Hay terrores ante las hojas en blanco, y todos los que escribimos, a ratos o siempre, tenemos que escribir en algún punto que, sí, hay veces que se prenden terrores inevitables ante la imagen de una hoja en blanco, ante la imagen del absoluto desprecio que es el blanco.
La sensación es clara, y es distinta al “no-decir”: a final de cuentas, el acto de “no-decir” generalmente implica una serie de vericuetos y trampas lógicas increíblemente sofisticadas, elaboradas y barrocas, que trascienden a lo retórico y se quedan inmóviles pero nunca mudas. “Decirlo todo”, Beckett decía, “para no decir nada”.
También es distinta al del silencio pasivo, el de la contemplación, que amarra las lenguas durante años y las libera solamente cuando ya es tiempo de decir algo. Saramago, un escritor terrible con una buena anécdota bajo el brazo, decía que había dejado de escribir por casi 30 años por no sentir la necesidad de decir algo. Rulfo, en su silencio, nos lo dijo todo.

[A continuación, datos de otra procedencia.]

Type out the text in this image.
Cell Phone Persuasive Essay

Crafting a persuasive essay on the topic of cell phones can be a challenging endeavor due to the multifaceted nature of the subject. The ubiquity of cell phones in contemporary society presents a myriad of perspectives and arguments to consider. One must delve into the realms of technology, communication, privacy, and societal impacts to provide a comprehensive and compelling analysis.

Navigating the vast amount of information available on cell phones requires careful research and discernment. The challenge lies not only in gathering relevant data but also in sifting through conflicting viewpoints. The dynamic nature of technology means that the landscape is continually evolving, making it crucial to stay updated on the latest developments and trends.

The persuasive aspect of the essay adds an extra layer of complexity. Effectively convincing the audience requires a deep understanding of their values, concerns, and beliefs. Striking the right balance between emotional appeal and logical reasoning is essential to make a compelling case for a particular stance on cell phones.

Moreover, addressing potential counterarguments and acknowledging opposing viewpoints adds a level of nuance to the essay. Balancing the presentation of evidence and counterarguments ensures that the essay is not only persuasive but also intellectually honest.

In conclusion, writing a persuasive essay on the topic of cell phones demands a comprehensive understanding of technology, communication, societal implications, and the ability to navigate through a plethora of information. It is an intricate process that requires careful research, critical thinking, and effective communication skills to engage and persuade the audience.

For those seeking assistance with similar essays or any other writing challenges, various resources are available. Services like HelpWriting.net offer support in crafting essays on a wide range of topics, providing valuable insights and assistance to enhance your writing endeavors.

Pero hablamos de un retrato muy particular del vacío, ese que brinca por algunos compromisos o por los agentes propios del ocio. El que obliga a comenzar con alguna frase, la que sea, y nunca deja satisfecho con el cuerpo del texto; el papel en blanco, la cejilla del monitor parpadeando, el lugar común de que nadie, en realidad, puede escribir algo.
La necedad de la palabra.
Porque así sucede, y hay que admitirlo: el mundo es fascinante en cada uno de sus rincones, pero hay momentos (y hay quienes los padecen de manera demasiado frecuente) en los que nada ni nadie logra atraparnos.

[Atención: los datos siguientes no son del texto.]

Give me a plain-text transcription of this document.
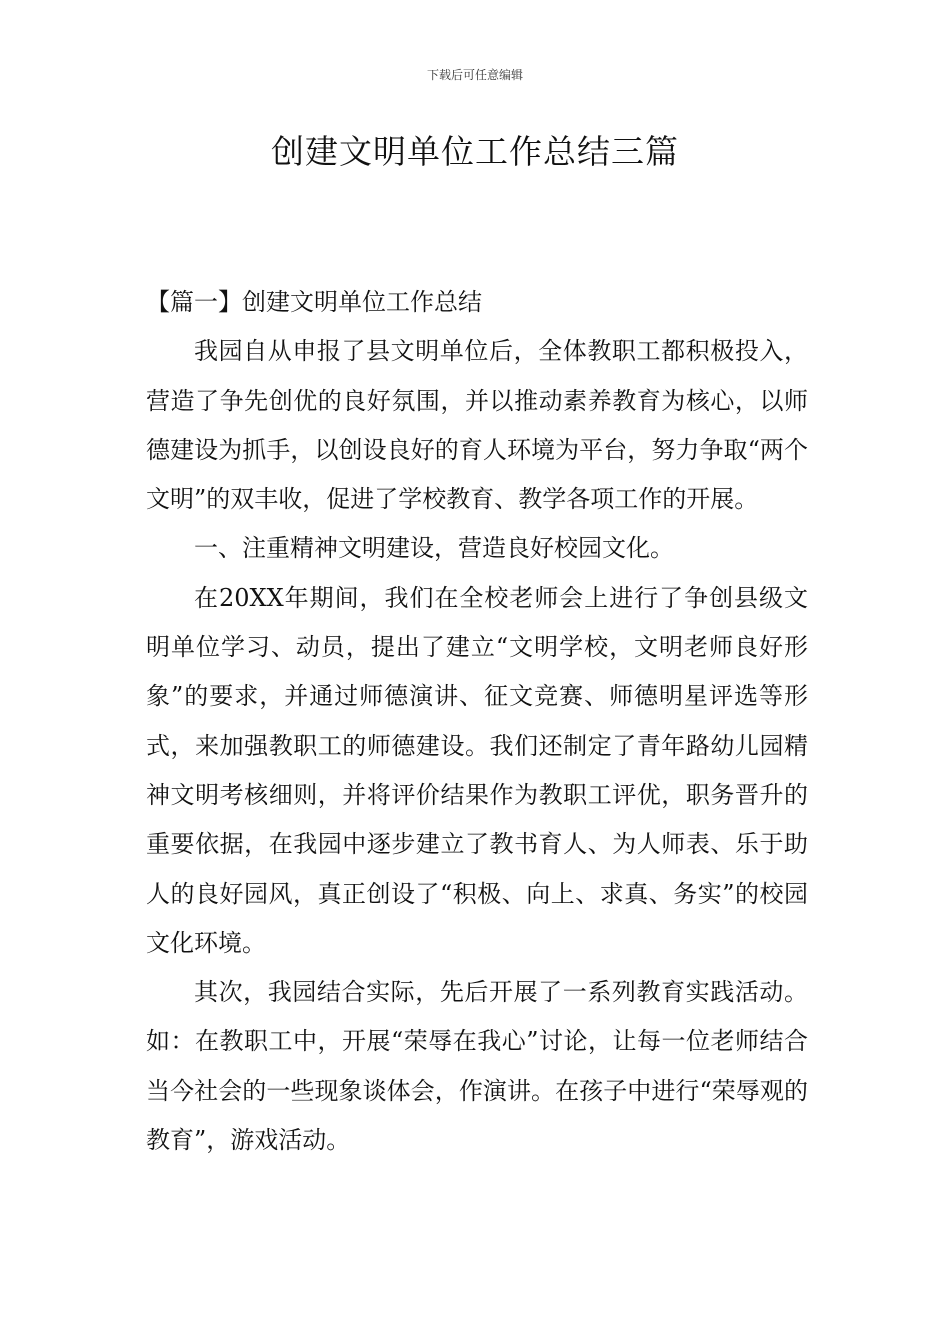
下载后可任意编辑
创建文明单位工作总结三篇

【篇一】创建文明单位工作总结

我园自从申报了县文明单位后，全体教职工都积极投入，营造了争先创优的良好氛围，并以推动素养教育为核心，以师德建设为抓手，以创设良好的育人环境为平台，努力争取“两个文明”的双丰收，促进了学校教育、教学各项工作的开展。

一、注重精神文明建设，营造良好校园文化。

在20XX年期间，我们在全校老师会上进行了争创县级文明单位学习、动员，提出了建立“文明学校，文明老师良好形象”的要求，并通过师德演讲、征文竞赛、师德明星评选等形式，来加强教职工的师德建设。我们还制定了青年路幼儿园精神文明考核细则，并将评价结果作为教职工评优，职务晋升的重要依据，在我园中逐步建立了教书育人、为人师表、乐于助人的良好园风，真正创设了“积极、向上、求真、务实”的校园文化环境。

其次，我园结合实际，先后开展了一系列教育实践活动。如：在教职工中，开展“荣辱在我心”讨论，让每一位老师结合当今社会的一些现象谈体会，作演讲。在孩子中进行“荣辱观的教育”，游戏活动。
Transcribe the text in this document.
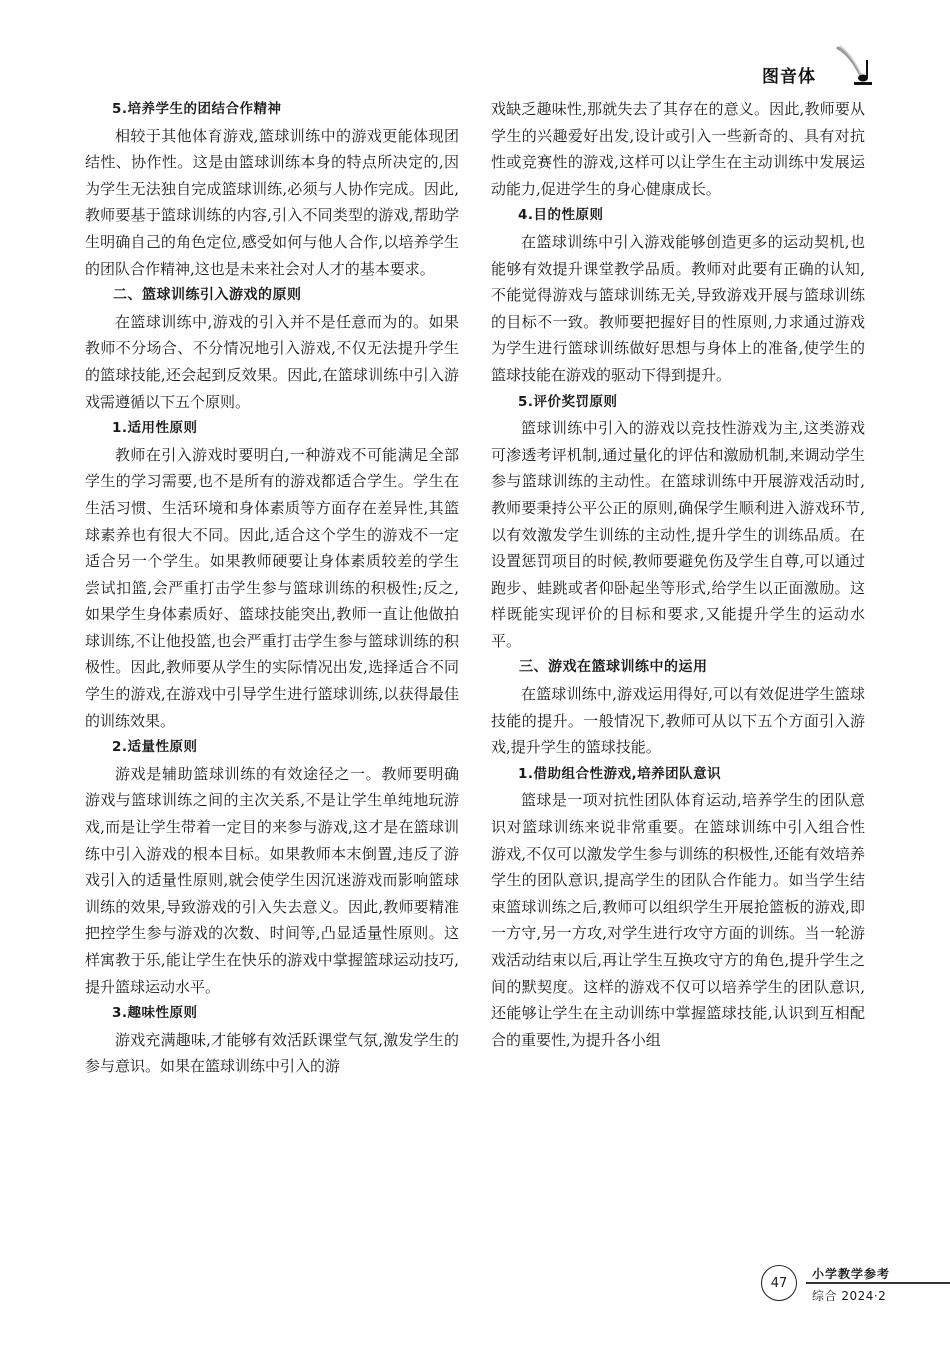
图音体

5.培养学生的团结合作精神

相较于其他体育游戏,篮球训练中的游戏更能体现团结性、协作性。这是由篮球训练本身的特点所决定的,因为学生无法独自完成篮球训练,必须与人协作完成。因此,教师要基于篮球训练的内容,引入不同类型的游戏,帮助学生明确自己的角色定位,感受如何与他人合作,以培养学生的团队合作精神,这也是未来社会对人才的基本要求。

二、篮球训练引入游戏的原则

在篮球训练中,游戏的引入并不是任意而为的。如果教师不分场合、不分情况地引入游戏,不仅无法提升学生的篮球技能,还会起到反效果。因此,在篮球训练中引入游戏需遵循以下五个原则。

1.适用性原则

教师在引入游戏时要明白,一种游戏不可能满足全部学生的学习需要,也不是所有的游戏都适合学生。学生在生活习惯、生活环境和身体素质等方面存在差异性,其篮球素养也有很大不同。因此,适合这个学生的游戏不一定适合另一个学生。如果教师硬要让身体素质较差的学生尝试扣篮,会严重打击学生参与篮球训练的积极性;反之,如果学生身体素质好、篮球技能突出,教师一直让他做拍球训练,不让他投篮,也会严重打击学生参与篮球训练的积极性。因此,教师要从学生的实际情况出发,选择适合不同学生的游戏,在游戏中引导学生进行篮球训练,以获得最佳的训练效果。

2.适量性原则

游戏是辅助篮球训练的有效途径之一。教师要明确游戏与篮球训练之间的主次关系,不是让学生单纯地玩游戏,而是让学生带着一定目的来参与游戏,这才是在篮球训练中引入游戏的根本目标。如果教师本末倒置,违反了游戏引入的适量性原则,就会使学生因沉迷游戏而影响篮球训练的效果,导致游戏的引入失去意义。因此,教师要精准把控学生参与游戏的次数、时间等,凸显适量性原则。这样寓教于乐,能让学生在快乐的游戏中掌握篮球运动技巧,提升篮球运动水平。

3.趣味性原则

游戏充满趣味,才能够有效活跃课堂气氛,激发学生的参与意识。如果在篮球训练中引入的游

戏缺乏趣味性,那就失去了其存在的意义。因此,教师要从学生的兴趣爱好出发,设计或引入一些新奇的、具有对抗性或竞赛性的游戏,这样可以让学生在主动训练中发展运动能力,促进学生的身心健康成长。

4.目的性原则

在篮球训练中引入游戏能够创造更多的运动契机,也能够有效提升课堂教学品质。教师对此要有正确的认知,不能觉得游戏与篮球训练无关,导致游戏开展与篮球训练的目标不一致。教师要把握好目的性原则,力求通过游戏为学生进行篮球训练做好思想与身体上的准备,使学生的篮球技能在游戏的驱动下得到提升。

5.评价奖罚原则

篮球训练中引入的游戏以竞技性游戏为主,这类游戏可渗透考评机制,通过量化的评估和激励机制,来调动学生参与篮球训练的主动性。在篮球训练中开展游戏活动时,教师要秉持公平公正的原则,确保学生顺利进入游戏环节,以有效激发学生训练的主动性,提升学生的训练品质。在设置惩罚项目的时候,教师要避免伤及学生自尊,可以通过跑步、蛙跳或者仰卧起坐等形式,给学生以正面激励。这样既能实现评价的目标和要求,又能提升学生的运动水平。

三、游戏在篮球训练中的运用

在篮球训练中,游戏运用得好,可以有效促进学生篮球技能的提升。一般情况下,教师可从以下五个方面引入游戏,提升学生的篮球技能。

1.借助组合性游戏,培养团队意识

篮球是一项对抗性团队体育运动,培养学生的团队意识对篮球训练来说非常重要。在篮球训练中引入组合性游戏,不仅可以激发学生参与训练的积极性,还能有效培养学生的团队意识,提高学生的团队合作能力。如当学生结束篮球训练之后,教师可以组织学生开展抢篮板的游戏,即一方守,另一方攻,对学生进行攻守方面的训练。当一轮游戏活动结束以后,再让学生互换攻守方的角色,提升学生之间的默契度。这样的游戏不仅可以培养学生的团队意识,还能够让学生在主动训练中掌握篮球技能,认识到互相配合的重要性,为提升各小组

47
小学教学参考
综合 2024·2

Podría, por ejemplo, escribir algo sobre la sensualidad exuberante de una mujer, los chismorreos literarios del Siglo de Oro o el engaño de las nuevas prácticas curatoriales. Podría hablar un poco de Pablo Rasgado, amigo pero artista, y como artista, objeto de crítica; de ahí pasar a Enrique Peña Nieto, de su vergüenza pública y de nuestros intentos, patéticos e idiosincráticos, por hacer de ello un humor. Podría después abordar el tema del tatuaje y las formas de recompensa y de castigo que ha impuesto en la sociedad actual, además de en la histórica. De por qué la fijación por la caída del Hindenburg y del comportamiento biológico de los tigres, ahora casi extintos, nuevos héroes de la pantalla grande.

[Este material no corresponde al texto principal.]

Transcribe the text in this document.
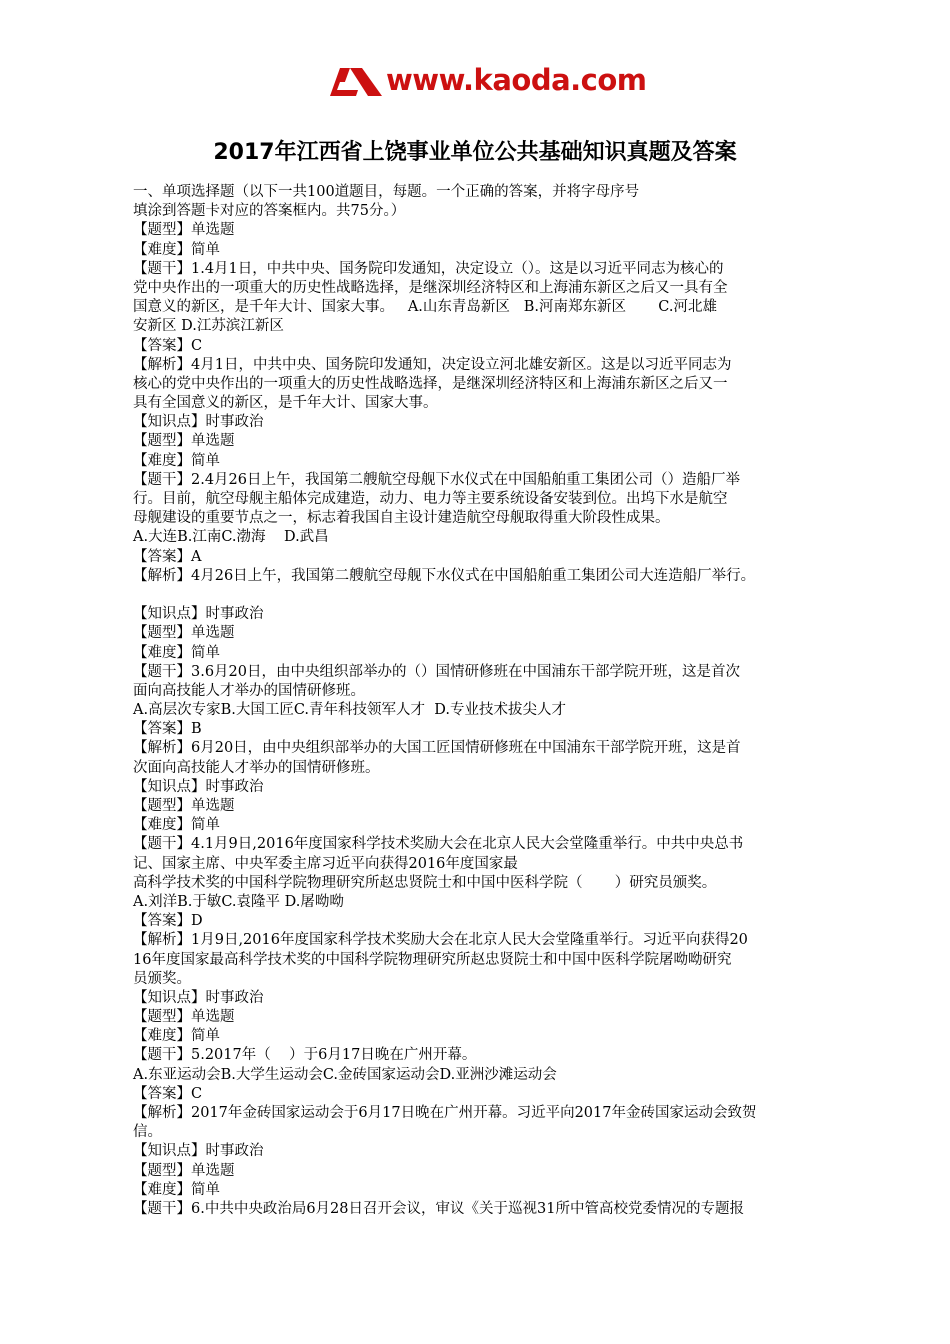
www.kaoda.com
2017年江西省上饶事业单位公共基础知识真题及答案
一、单项选择题（以下一共100道题目，每题。一个正确的答案，并将字母序号
填涂到答题卡对应的答案框内。共75分。）
【题型】单选题
【难度】简单
【题干】1.4月1日，中共中央、国务院印发通知，决定设立（）。这是以习近平同志为核心的
党中央作出的一项重大的历史性战略选择，是继深圳经济特区和上海浦东新区之后又一具有全
国意义的新区，是千年大计、国家大事。   A.山东青岛新区   B.河南郑东新区       C.河北雄
安新区 D.江苏滨江新区
【答案】C
【解析】4月1日，中共中央、国务院印发通知，决定设立河北雄安新区。这是以习近平同志为
核心的党中央作出的一项重大的历史性战略选择，是继深圳经济特区和上海浦东新区之后又一
具有全国意义的新区，是千年大计、国家大事。
【知识点】时事政治
【题型】单选题
【难度】简单
【题干】2.4月26日上午，我国第二艘航空母舰下水仪式在中国船舶重工集团公司（）造船厂举
行。目前，航空母舰主船体完成建造，动力、电力等主要系统设备安装到位。出坞下水是航空
母舰建设的重要节点之一，标志着我国自主设计建造航空母舰取得重大阶段性成果。
A.大连B.江南C.渤海    D.武昌
【答案】A
【解析】4月26日上午，我国第二艘航空母舰下水仪式在中国船舶重工集团公司大连造船厂举行。
【知识点】时事政治
【题型】单选题
【难度】简单
【题干】3.6月20日，由中央组织部举办的（）国情研修班在中国浦东干部学院开班，这是首次
面向高技能人才举办的国情研修班。
A.高层次专家B.大国工匠C.青年科技领军人才  D.专业技术拔尖人才
【答案】B
【解析】6月20日，由中央组织部举办的大国工匠国情研修班在中国浦东干部学院开班，这是首
次面向高技能人才举办的国情研修班。
【知识点】时事政治
【题型】单选题
【难度】简单
【题干】4.1月9日,2016年度国家科学技术奖励大会在北京人民大会堂隆重举行。中共中央总书
记、国家主席、中央军委主席习近平向获得2016年度国家最
高科学技术奖的中国科学院物理研究所赵忠贤院士和中国中医科学院（       ）研究员颁奖。
A.刘洋B.于敏C.袁隆平 D.屠呦呦
【答案】D
【解析】1月9日,2016年度国家科学技术奖励大会在北京人民大会堂隆重举行。习近平向获得20
16年度国家最高科学技术奖的中国科学院物理研究所赵忠贤院士和中国中医科学院屠呦呦研究
员颁奖。
【知识点】时事政治
【题型】单选题
【难度】简单
【题干】5.2017年（    ）于6月17日晚在广州开幕。
A.东亚运动会B.大学生运动会C.金砖国家运动会D.亚洲沙滩运动会
【答案】C
【解析】2017年金砖国家运动会于6月17日晚在广州开幕。习近平向2017年金砖国家运动会致贺
信。
【知识点】时事政治
【题型】单选题
【难度】简单
【题干】6.中共中央政治局6月28日召开会议，审议《关于巡视31所中管高校党委情况的专题报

Pero no es un día para ello. Hoy lo es para enfrentarse a la hoja en blanco, idiota, que brinque alguna frase y a ver a dónde nos lleva: el recorrido comenzó en el silencio y terminó en la necesidad de que, de vez en cuando, el silencio acomode.
La otra vez pensaba en el genio, en el ingenio y en el éxito aparente de las personas. El genio habita en pocas, en muy pocas, quizá en ninguna; el ingenio es el arte de la conversación, el ataque puntual y cínico pero inocente de la seguridad; el éxito aparente es un engaño y un producto de la suerte. Ninguna depende de las otras, aunque siempre se les asocien.
Así, mandaré este texto en blanco. Hoy, en lo particular, no hay mucho más por hacer que sucumbir.